Efficacy across multiple parameters clearly favored dacomitinib. The response rate was 17.0% vs 5.3% (P = .011), and clinical benefit, combining objective responses with stable disease > 24 weeks, was 29.4% vs 14.9% (P =.014), with a duration of response also favoring dacomitinib (16.6 vs 9.2 months). PFS was statistically superior for dacomitinib (median, 2.9 vs 1.9 months; hazard ratio [HR], 0.66; P = .012). Of importance, the benefit in PFS was seen across nearly all clinically and molecularly defined subgroups, including KRAS mutation-positive patients (median, 3.7 vs 1.9 months; HR, 0.55; P =.006), KRAS and EGFR wild-type (median, 2.2 vs 1.8; HR, 0.61; P = .043), and EGFR mutation-positive patients (although 7.4 months for both groups, the HR of 0.46 favored dacomitinib, P = .098). Overall survival (OS) was not statistically significantly different between the 2 groups, but the median OS was 2 months longer in the dacomitinib group (9.5 vs 7.4 months; HR, 0.80; P = .205).

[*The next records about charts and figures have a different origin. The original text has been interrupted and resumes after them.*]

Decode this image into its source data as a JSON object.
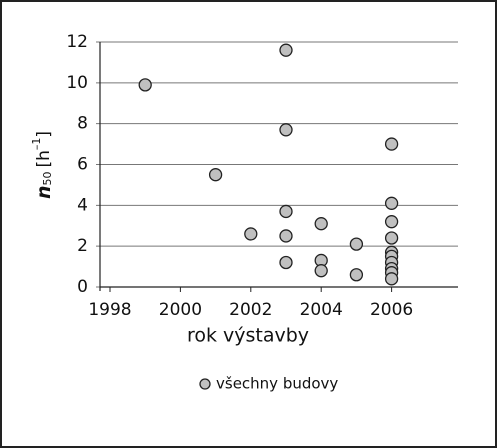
{
  "chart_data": {
    "type": "scatter",
    "xlabel": "rok výstavby",
    "ylabel_parts": {
      "symbol": "n",
      "subscript": "50",
      "unit": "[h",
      "superscript": "–1",
      "close": "]"
    },
    "x": [
      1999,
      2001,
      2002,
      2003,
      2003,
      2003,
      2003,
      2003,
      2004,
      2004,
      2004,
      2005,
      2005,
      2006,
      2006,
      2006,
      2006,
      2006,
      2006,
      2006,
      2006,
      2006,
      2006
    ],
    "series": [
      {
        "name": "všechny budovy",
        "color": "#c0c0c0",
        "values": [
          9.9,
          5.5,
          2.6,
          11.6,
          7.7,
          3.7,
          2.5,
          1.2,
          3.1,
          1.3,
          0.8,
          2.1,
          0.6,
          7.0,
          4.1,
          3.2,
          2.4,
          1.7,
          1.5,
          1.2,
          0.9,
          0.7,
          0.4
        ]
      }
    ],
    "xlim": [
      1998,
      2008
    ],
    "xticks": [
      1998,
      2000,
      2002,
      2004,
      2006
    ],
    "ylim": [
      0,
      12
    ],
    "yticks": [
      0,
      2,
      4,
      6,
      8,
      10,
      12
    ],
    "grid": true,
    "legend": "bottom"
  }
}
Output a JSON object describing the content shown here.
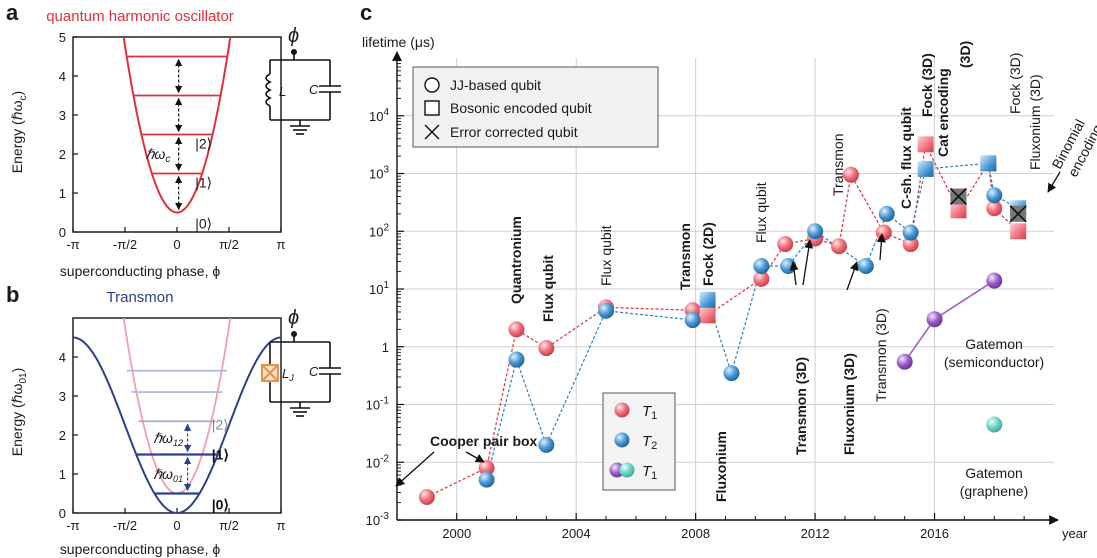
{
  "panels": {
    "a": {
      "letter": "a",
      "title": "quantum harmonic oscillator",
      "circuit_phi": "ϕ",
      "circuit_L": "L",
      "circuit_C": "C"
    },
    "b": {
      "letter": "b",
      "title": "Transmon",
      "circuit_phi": "ϕ",
      "circuit_LJ": "L",
      "circuit_LJ_sub": "J",
      "circuit_C": "C"
    },
    "c": {
      "letter": "c"
    }
  },
  "colors": {
    "red": "#e0303a",
    "blue": "#2d3f8f",
    "t1": "#ef6f7b",
    "t2": "#4a98d4",
    "purple": "#9b5fc8",
    "teal": "#6fd3c7",
    "grid": "#cfcfcf",
    "pink": "#f0a0a8",
    "lavender": "#aab4dc",
    "orange": "#e8914a"
  },
  "chart_data": [
    {
      "type": "line",
      "id": "qho",
      "title": "quantum harmonic oscillator",
      "xlabel": "superconducting phase, ϕ",
      "ylabel": "Energy (ℏω",
      "ylabel_sub": "c",
      "ylabel_end": ")",
      "xticks": [
        "-π",
        "-π/2",
        "0",
        "π/2",
        "π"
      ],
      "yticks": [
        "0",
        "1",
        "2",
        "3",
        "4",
        "5"
      ],
      "xlim": [
        -3.1416,
        3.1416
      ],
      "ylim": [
        0,
        5
      ],
      "levels": [
        0.5,
        1.5,
        2.5,
        3.5,
        4.5
      ],
      "level_labels": [
        {
          "text": "|0⟩",
          "level": 0
        },
        {
          "text": "|1⟩",
          "level": 1
        },
        {
          "text": "|2⟩",
          "level": 2
        }
      ],
      "spacing_label": "ℏω",
      "spacing_label_sub": "c"
    },
    {
      "type": "line",
      "id": "transmon",
      "title": "Transmon",
      "xlabel": "superconducting phase, ϕ",
      "ylabel": "Energy (ℏω",
      "ylabel_sub": "01",
      "ylabel_end": ")",
      "xticks": [
        "-π",
        "-π/2",
        "0",
        "π/2",
        "π"
      ],
      "yticks": [
        "0",
        "1",
        "2",
        "3",
        "4"
      ],
      "xlim": [
        -3.1416,
        3.1416
      ],
      "ylim": [
        0,
        5
      ],
      "cosine_depth": 4.5,
      "levels": [
        0.5,
        1.5,
        2.35,
        3.1,
        3.65
      ],
      "level_labels": [
        {
          "text": "|0⟩",
          "level": 0,
          "bold": true
        },
        {
          "text": "|1⟩",
          "level": 1,
          "bold": true
        },
        {
          "text": "|2⟩",
          "level": 2,
          "bold": false
        }
      ],
      "spacing_labels": [
        {
          "text": "ℏω",
          "sub": "01",
          "from": 0,
          "to": 1
        },
        {
          "text": "ℏω",
          "sub": "12",
          "from": 1,
          "to": 2
        }
      ]
    },
    {
      "type": "scatter",
      "id": "lifetimes",
      "ylabel": "lifetime (μs)",
      "xlabel": "year",
      "yscale": "log",
      "ylim": [
        0.001,
        100000
      ],
      "xlim": [
        1998,
        2020
      ],
      "xticks": [
        2000,
        2004,
        2008,
        2012,
        2016
      ],
      "yticks": [
        {
          "value": 0.001,
          "label": "10",
          "exp": "-3"
        },
        {
          "value": 0.01,
          "label": "10",
          "exp": "-2"
        },
        {
          "value": 0.1,
          "label": "10",
          "exp": "-1"
        },
        {
          "value": 1,
          "label": "1",
          "exp": ""
        },
        {
          "value": 10,
          "label": "10",
          "exp": "1"
        },
        {
          "value": 100,
          "label": "10",
          "exp": "2"
        },
        {
          "value": 1000,
          "label": "10",
          "exp": "3"
        },
        {
          "value": 10000,
          "label": "10",
          "exp": "4"
        }
      ],
      "legend_markers": [
        {
          "shape": "circle",
          "label": "JJ-based qubit"
        },
        {
          "shape": "square",
          "label": "Bosonic encoded qubit"
        },
        {
          "shape": "cross",
          "label": "Error corrected qubit"
        }
      ],
      "legend_series": [
        {
          "symbol": "T",
          "sub": "1"
        },
        {
          "symbol": "T",
          "sub": "2"
        },
        {
          "symbol": "T",
          "sub": "1"
        }
      ],
      "series": [
        {
          "name": "T1",
          "points": [
            {
              "x": 1999,
              "y": 0.0025,
              "m": "c"
            },
            {
              "x": 2001,
              "y": 0.008,
              "m": "c"
            },
            {
              "x": 2002,
              "y": 2,
              "m": "c"
            },
            {
              "x": 2003,
              "y": 0.95,
              "m": "c"
            },
            {
              "x": 2005,
              "y": 4.8,
              "m": "c"
            },
            {
              "x": 2007.9,
              "y": 4.3,
              "m": "c"
            },
            {
              "x": 2008.4,
              "y": 3.5,
              "m": "s"
            },
            {
              "x": 2010.2,
              "y": 15,
              "m": "c"
            },
            {
              "x": 2011,
              "y": 60,
              "m": "c"
            },
            {
              "x": 2012,
              "y": 75,
              "m": "c"
            },
            {
              "x": 2012.8,
              "y": 55,
              "m": "c"
            },
            {
              "x": 2013.2,
              "y": 950,
              "m": "c"
            },
            {
              "x": 2014.3,
              "y": 95,
              "m": "c"
            },
            {
              "x": 2015.2,
              "y": 60,
              "m": "c"
            },
            {
              "x": 2015.7,
              "y": 3200,
              "m": "s"
            },
            {
              "x": 2016.8,
              "y": 230,
              "m": "s"
            },
            {
              "x": 2017.8,
              "y": 1500,
              "m": "s"
            },
            {
              "x": 2018,
              "y": 250,
              "m": "c"
            },
            {
              "x": 2018.8,
              "y": 100,
              "m": "s"
            }
          ]
        },
        {
          "name": "T2",
          "points": [
            {
              "x": 2001,
              "y": 0.005,
              "m": "c"
            },
            {
              "x": 2002,
              "y": 0.6,
              "m": "c"
            },
            {
              "x": 2003,
              "y": 0.02,
              "m": "c"
            },
            {
              "x": 2005,
              "y": 4.2,
              "m": "c"
            },
            {
              "x": 2007.9,
              "y": 2.9,
              "m": "c"
            },
            {
              "x": 2008.4,
              "y": 6.5,
              "m": "s"
            },
            {
              "x": 2009.2,
              "y": 0.35,
              "m": "c"
            },
            {
              "x": 2010.2,
              "y": 25,
              "m": "c"
            },
            {
              "x": 2011.1,
              "y": 25,
              "m": "c"
            },
            {
              "x": 2012,
              "y": 100,
              "m": "c"
            },
            {
              "x": 2013.7,
              "y": 25,
              "m": "c"
            },
            {
              "x": 2014.4,
              "y": 200,
              "m": "c"
            },
            {
              "x": 2015.2,
              "y": 95,
              "m": "c"
            },
            {
              "x": 2015.7,
              "y": 1200,
              "m": "s"
            },
            {
              "x": 2017.8,
              "y": 1500,
              "m": "s"
            },
            {
              "x": 2018,
              "y": 420,
              "m": "c"
            },
            {
              "x": 2018.8,
              "y": 250,
              "m": "s"
            }
          ]
        },
        {
          "name": "T1",
          "points": [
            {
              "x": 2015,
              "y": 0.55,
              "m": "c"
            },
            {
              "x": 2016,
              "y": 3,
              "m": "c"
            },
            {
              "x": 2018,
              "y": 14,
              "m": "c"
            }
          ]
        },
        {
          "name": "T1",
          "points": [
            {
              "x": 2018,
              "y": 0.045,
              "m": "c"
            }
          ]
        }
      ],
      "error_corrected": [
        {
          "x": 2016.8,
          "y": 400
        },
        {
          "x": 2018.8,
          "y": 200
        }
      ],
      "annotations": [
        {
          "text": "Cooper pair box",
          "bold": true
        },
        {
          "text": "Quantronium",
          "bold": true
        },
        {
          "text": "Flux qubit",
          "bold": true
        },
        {
          "text": "Flux qubit",
          "bold": false
        },
        {
          "text": "Transmon",
          "bold": true
        },
        {
          "text": "Fock (2D)",
          "bold": true
        },
        {
          "text": "Fluxonium",
          "bold": true
        },
        {
          "text": "Flux qubit",
          "bold": false
        },
        {
          "text": "Transmon (3D)",
          "bold": true
        },
        {
          "text": "Transmon",
          "bold": false
        },
        {
          "text": "Fluxonium (3D)",
          "bold": true
        },
        {
          "text": "Transmon (3D)",
          "bold": false
        },
        {
          "text": "C-sh. flux qubit",
          "bold": true
        },
        {
          "text": "Fock (3D)",
          "bold": true
        },
        {
          "text": "Cat encoding",
          "bold": true
        },
        {
          "text": "(3D)",
          "bold": true
        },
        {
          "text": "Fock (3D)",
          "bold": false
        },
        {
          "text": "Fluxonium (3D)",
          "bold": false
        },
        {
          "text": "Binomial",
          "bold": false
        },
        {
          "text": "encoding (3D)",
          "bold": false
        },
        {
          "text": "Gatemon",
          "bold": false
        },
        {
          "text": "(semiconductor)",
          "bold": false
        },
        {
          "text": "Gatemon",
          "bold": false
        },
        {
          "text": "(graphene)",
          "bold": false
        }
      ]
    }
  ]
}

The leading challenge was the higher toxicity with dacomitinib. Dacomitinib was associated with more diarrhea (73% vs 48%), dermatitis acneiform (64% vs 57%), stomatitis (29% vs 11%), paronychia (26% vs 8%), and several other less common side effects. More patients assigned to dacomitinib required dose reduction (41% vs 17%), and more patients required withdrawal of treatment (7 vs 2 patients).


This agent certainly has promise if the toxicity issues can be addressed. The fact that this agent appears likely to be meaningfully superior to erlotinib for a broad NSCLC population, and particularly for patients with a KRAS mutation and/or EGFR wild-type, suggests that it could prove to be a valuable treatment option. We await the results of an ongoing phase 3 randomized, double-blind study of dacomitinib vs erlotinib, and I suspect that it will be important for clinicians to learn how to manage the side effects proactively before it is embraced as an appealing treatment approach in the palliative setting for previously treated advanced NSCLC.